States Of Grace nous raconte l’histoire de Grace (Brie Larson), une conseillère travaillant dans un foyer pour adolescents en difficulté. Mais Grace a ses propres cicatrices émotionnelles, et elle lutte contre ses propres démons qui reflètent ceux des ados avec qui elle travaille. States Of Grace (Short Term 12 en VO) est un petit film mais profondèment impactant avec un coup de poing émotionnel sans complaisance.

Brie Larson délivre une performance à la fois toute agitée et en retenue, qui conduit le film  vers une intense examination de la peine et du trauma. Son personnage est si bien écrit qu’elle est naturelle et compliquée à la fois, jouant sur les émotions et la nature impulsive de l’être humain. Sa relation avec une jeune fille jouée par l’excellente Kaitlyn Dever est touchante, et le parrallèle décrit sur leurs états de victimes d’abusement crée le coeur du film. L’émotion ne faiblit jamais et l’histoire du film nous emmène sur des chemins que l’on ne soupçonnerait pas.

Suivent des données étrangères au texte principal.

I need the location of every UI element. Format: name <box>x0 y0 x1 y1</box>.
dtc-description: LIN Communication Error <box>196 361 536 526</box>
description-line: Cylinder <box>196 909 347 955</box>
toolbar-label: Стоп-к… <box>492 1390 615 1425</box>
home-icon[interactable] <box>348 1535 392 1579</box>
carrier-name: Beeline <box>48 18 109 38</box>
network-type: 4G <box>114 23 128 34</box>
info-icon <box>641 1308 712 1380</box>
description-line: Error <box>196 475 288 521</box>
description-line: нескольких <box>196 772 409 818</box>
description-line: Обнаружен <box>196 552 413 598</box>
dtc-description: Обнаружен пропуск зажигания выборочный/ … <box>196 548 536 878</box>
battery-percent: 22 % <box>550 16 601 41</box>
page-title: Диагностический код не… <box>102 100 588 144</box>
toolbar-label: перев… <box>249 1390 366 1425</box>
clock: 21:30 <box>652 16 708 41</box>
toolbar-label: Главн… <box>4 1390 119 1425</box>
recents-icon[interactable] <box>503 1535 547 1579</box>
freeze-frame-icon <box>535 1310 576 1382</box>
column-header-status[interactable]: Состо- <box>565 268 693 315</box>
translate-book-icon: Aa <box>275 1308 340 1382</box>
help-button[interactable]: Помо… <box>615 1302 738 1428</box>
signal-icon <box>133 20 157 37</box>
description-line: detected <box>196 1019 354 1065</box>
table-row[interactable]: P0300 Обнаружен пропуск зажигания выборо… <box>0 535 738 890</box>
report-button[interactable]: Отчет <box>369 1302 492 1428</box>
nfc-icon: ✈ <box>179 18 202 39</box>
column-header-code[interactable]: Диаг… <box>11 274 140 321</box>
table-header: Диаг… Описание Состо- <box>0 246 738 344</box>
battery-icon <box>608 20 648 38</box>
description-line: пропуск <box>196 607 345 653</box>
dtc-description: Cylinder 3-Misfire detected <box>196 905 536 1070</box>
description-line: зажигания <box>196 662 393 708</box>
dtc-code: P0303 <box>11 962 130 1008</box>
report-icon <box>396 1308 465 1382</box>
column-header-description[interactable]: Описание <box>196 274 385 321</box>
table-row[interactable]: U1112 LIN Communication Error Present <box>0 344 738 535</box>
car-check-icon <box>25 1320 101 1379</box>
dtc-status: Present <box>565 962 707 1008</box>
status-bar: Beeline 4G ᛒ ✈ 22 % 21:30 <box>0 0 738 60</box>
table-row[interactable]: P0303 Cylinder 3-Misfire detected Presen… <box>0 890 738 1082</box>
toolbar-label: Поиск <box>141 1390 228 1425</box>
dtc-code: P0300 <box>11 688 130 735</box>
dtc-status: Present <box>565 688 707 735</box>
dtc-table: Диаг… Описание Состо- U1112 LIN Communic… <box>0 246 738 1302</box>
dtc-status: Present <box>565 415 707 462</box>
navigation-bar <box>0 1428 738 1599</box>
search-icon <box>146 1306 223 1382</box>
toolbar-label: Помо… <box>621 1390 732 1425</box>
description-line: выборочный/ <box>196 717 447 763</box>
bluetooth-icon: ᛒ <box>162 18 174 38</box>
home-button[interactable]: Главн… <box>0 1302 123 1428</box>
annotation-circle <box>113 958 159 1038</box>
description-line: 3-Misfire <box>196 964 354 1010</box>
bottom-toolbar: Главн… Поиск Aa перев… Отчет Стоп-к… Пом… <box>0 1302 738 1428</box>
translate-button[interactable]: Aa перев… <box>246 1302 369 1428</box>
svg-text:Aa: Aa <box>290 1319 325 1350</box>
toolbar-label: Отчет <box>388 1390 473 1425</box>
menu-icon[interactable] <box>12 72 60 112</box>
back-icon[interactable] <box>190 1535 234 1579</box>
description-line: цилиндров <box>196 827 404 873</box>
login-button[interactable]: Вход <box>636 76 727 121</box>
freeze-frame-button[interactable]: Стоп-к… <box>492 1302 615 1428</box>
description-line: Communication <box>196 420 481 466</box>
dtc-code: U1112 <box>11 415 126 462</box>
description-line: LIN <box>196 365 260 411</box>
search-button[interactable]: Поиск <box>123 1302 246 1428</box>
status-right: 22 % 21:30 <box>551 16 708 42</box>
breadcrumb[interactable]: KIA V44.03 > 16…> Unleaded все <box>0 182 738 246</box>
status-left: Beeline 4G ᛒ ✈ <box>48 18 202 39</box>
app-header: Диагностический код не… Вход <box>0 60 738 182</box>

Les thèmes sont lourds mais représentés avec une sincérité profonde. Rien n’est édulcoré, et les moments d’horreur et de dévastation font surface comme ils le devraient avec ces jeunes adoslescents et leurs personnalités contradictoires. Les seconds rôles sont superbes comme John Gallagher Jr. ou encore Lakeith Stanfield qui joue Marcus et en ressort avec une performance déchirante.  Le film de Destin Cretton a une esthétique très dépouillée avec une lumière naturelle, un travail de caméra à l’épaule et dans l’ensemble un montage très simple qui fait du tout quelque chose de très engageant.

States Of Grace est un beau film; inspirant et plein d’espoir sur les connections humaines et la compassion face au combat. Il porte sur des sujets sensibles avec beaucoup de respect. Son petit budget et son approche modérée permettent à l’émotion d’émerger naturellement du scénario et des performances de ses acteurs. C’est un drame étonnant, minimaliste et modeste avec une profondeur bienvenue sur ses personnages et ses thèmes.